The peptides, polymers thereof or their conjugates with suitable macromolecular carriers, will be given to patients in a form that insures their bioavailability, making them suitable for treatment. If more than one peptide analog is found to have significant inhibitory activity, these analogs will be given to patients in a formulation containing a mixture of the peptides.
The invention further includes pharmaceutical compositions comprising at least one synthetic peptide according to the invention, a conjugate thereof with a suitable macromolecular carrier or a polymer thereof optionally with a pharmaceutically acceptable carrier.
Any suitable route of administration is encompassed by the invention, including oral, intravenous, subcutaneous, intraarticular, intramuscular, inhalation, intranasal, intrathecal, intraperitoneal, intradermal, transdermal or other known routes, including the enteral route.
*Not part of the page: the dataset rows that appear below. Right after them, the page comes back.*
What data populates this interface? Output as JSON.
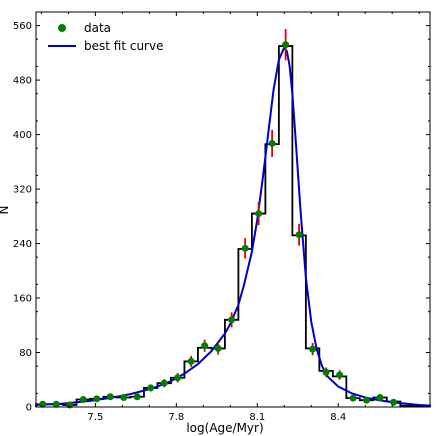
{
  "chart_data": {
    "type": "line",
    "title": "",
    "xlabel": "log(Age/Myr)",
    "ylabel": "N",
    "xlim": [
      7.28,
      8.74
    ],
    "ylim": [
      0,
      580
    ],
    "xticks": [
      7.5,
      7.8,
      8.1,
      8.4
    ],
    "xtick_labels": [
      "7.5",
      "7.8",
      "8.1",
      "8.4"
    ],
    "yticks": [
      0,
      80,
      160,
      240,
      320,
      400,
      480,
      560
    ],
    "ytick_labels": [
      "0",
      "80",
      "160",
      "240",
      "320",
      "400",
      "480",
      "560"
    ],
    "grid": false,
    "legend": {
      "placement": "top-left",
      "entries": [
        {
          "label": "data",
          "marker": "circle",
          "color": "#008000"
        },
        {
          "label": "best fit curve",
          "marker": "line",
          "color": "#0000cc"
        }
      ]
    },
    "histogram": {
      "color": "#000000",
      "bin_edges": [
        7.28,
        7.33,
        7.38,
        7.43,
        7.48,
        7.53,
        7.58,
        7.63,
        7.68,
        7.73,
        7.78,
        7.83,
        7.88,
        7.93,
        7.98,
        8.03,
        8.08,
        8.13,
        8.18,
        8.23,
        8.28,
        8.33,
        8.38,
        8.43,
        8.48,
        8.53,
        8.58,
        8.63,
        8.68,
        8.74
      ],
      "counts": [
        4,
        4,
        3,
        11,
        12,
        15,
        14,
        15,
        28,
        35,
        43,
        67,
        87,
        86,
        128,
        232,
        284,
        386,
        530,
        252,
        86,
        53,
        45,
        13,
        10,
        14,
        8,
        2,
        2
      ]
    },
    "series": [
      {
        "name": "data",
        "kind": "scatter",
        "color": "#008000",
        "error_color": "#e00000",
        "x": [
          7.305,
          7.355,
          7.405,
          7.455,
          7.505,
          7.555,
          7.605,
          7.655,
          7.705,
          7.755,
          7.805,
          7.855,
          7.905,
          7.955,
          8.005,
          8.055,
          8.105,
          8.155,
          8.205,
          8.255,
          8.305,
          8.355,
          8.405,
          8.455,
          8.505,
          8.555,
          8.605
        ],
        "y": [
          4,
          4,
          3,
          11,
          12,
          15,
          14,
          15,
          28,
          35,
          43,
          67,
          90,
          86,
          128,
          233,
          284,
          387,
          532,
          253,
          85,
          51,
          47,
          13,
          10,
          14,
          7
        ],
        "yerr": [
          2,
          2,
          2,
          3,
          3,
          4,
          4,
          4,
          5,
          6,
          7,
          8,
          9,
          9,
          11,
          15,
          17,
          20,
          23,
          16,
          9,
          7,
          7,
          4,
          3,
          4,
          3
        ]
      },
      {
        "name": "best fit curve",
        "kind": "line",
        "color": "#0000cc",
        "x": [
          7.28,
          7.33,
          7.38,
          7.43,
          7.48,
          7.53,
          7.58,
          7.63,
          7.68,
          7.73,
          7.78,
          7.83,
          7.88,
          7.93,
          7.98,
          8.0,
          8.03,
          8.05,
          8.08,
          8.1,
          8.12,
          8.14,
          8.16,
          8.18,
          8.2,
          8.21,
          8.22,
          8.23,
          8.24,
          8.26,
          8.28,
          8.3,
          8.32,
          8.34,
          8.36,
          8.4,
          8.45,
          8.5,
          8.55,
          8.6,
          8.65,
          8.7,
          8.74
        ],
        "y": [
          3,
          4,
          5,
          7,
          9,
          12,
          15,
          19,
          24,
          30,
          38,
          49,
          63,
          82,
          108,
          122,
          150,
          178,
          228,
          275,
          335,
          400,
          465,
          510,
          528,
          522,
          500,
          460,
          405,
          290,
          190,
          125,
          85,
          60,
          45,
          30,
          20,
          14,
          10,
          7,
          5,
          3,
          2
        ]
      }
    ]
  }
}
The dose ranges for the administration of the compositions of the present invention should be large enough to produce the desired effect, whereby, for example, an immune response to the SLE-inducing autoantibody, as measured by T cell proliferation in vitro, is substantially prevented or inhibited, and further, where the disease is significantly treated. The doses should not be so large as to cause adverse side effects, such as unwanted cross reactions, generalized immunosuppression, anaphylactic reactions and the like.
Effective doses of the peptides of this invention for use in treating SLE are in the range of about 1 .mu.g to 100 mg/kg body weight. The dosage administered will be dependent upon the age, sex, health, and weight of the recipient, kind of concurrent treatment, if any, frequency of treatment, and the nature of the effect desired.
The synthetic peptides and analogs of the invention, particularly those of sequences I to V herein, are aimed at inhibiting or suppressing specific antigen responses of SLE patients, without affecting all other immune responses. This approach is of the utmost importance since most diagnosed patients are young women that have to be treated for many years and the currently accepted treatment for SLE involves administration of immuno-suppressive agents, such as corticosteroids and/or cytotoxic drugs, that are both non-specific and have multiple adverse side effects.
Claim 1 of 28 Claims
What is claimed is:
1. A synthetic peptide selected from the group consisting of:
(i) a peptide of at least 12 and at most 30 amino acid residues consisting of a sequence including a complementarity-determining region found in the heavy or light chain of a pathogenic anti-DNA monoclonal antibody that induces a systemic lupus erythematosus (SLE)-like disease in mice, or a salt thereof or the reaction product thereof with an organic derivatizing agent capable of reacting with selected side chains or terminal residues, which reaction product retains at least a portion of the function of the peptide to inhibit specifically the proliferative response and cytokine secretion of T lymphocytes of mice that are high responders to SLE-inducing autoantibodies;
(ii) a dual synthetic peptide comprising two different ones of said peptides of (i) covalently linked to one another either directly or through a short linking chain;
(iii) a peptide polymer comprising a plurality of sequences of said peptide (i); and
(iv) a peptide polymer of (iii) attached to a macromolecular carrier.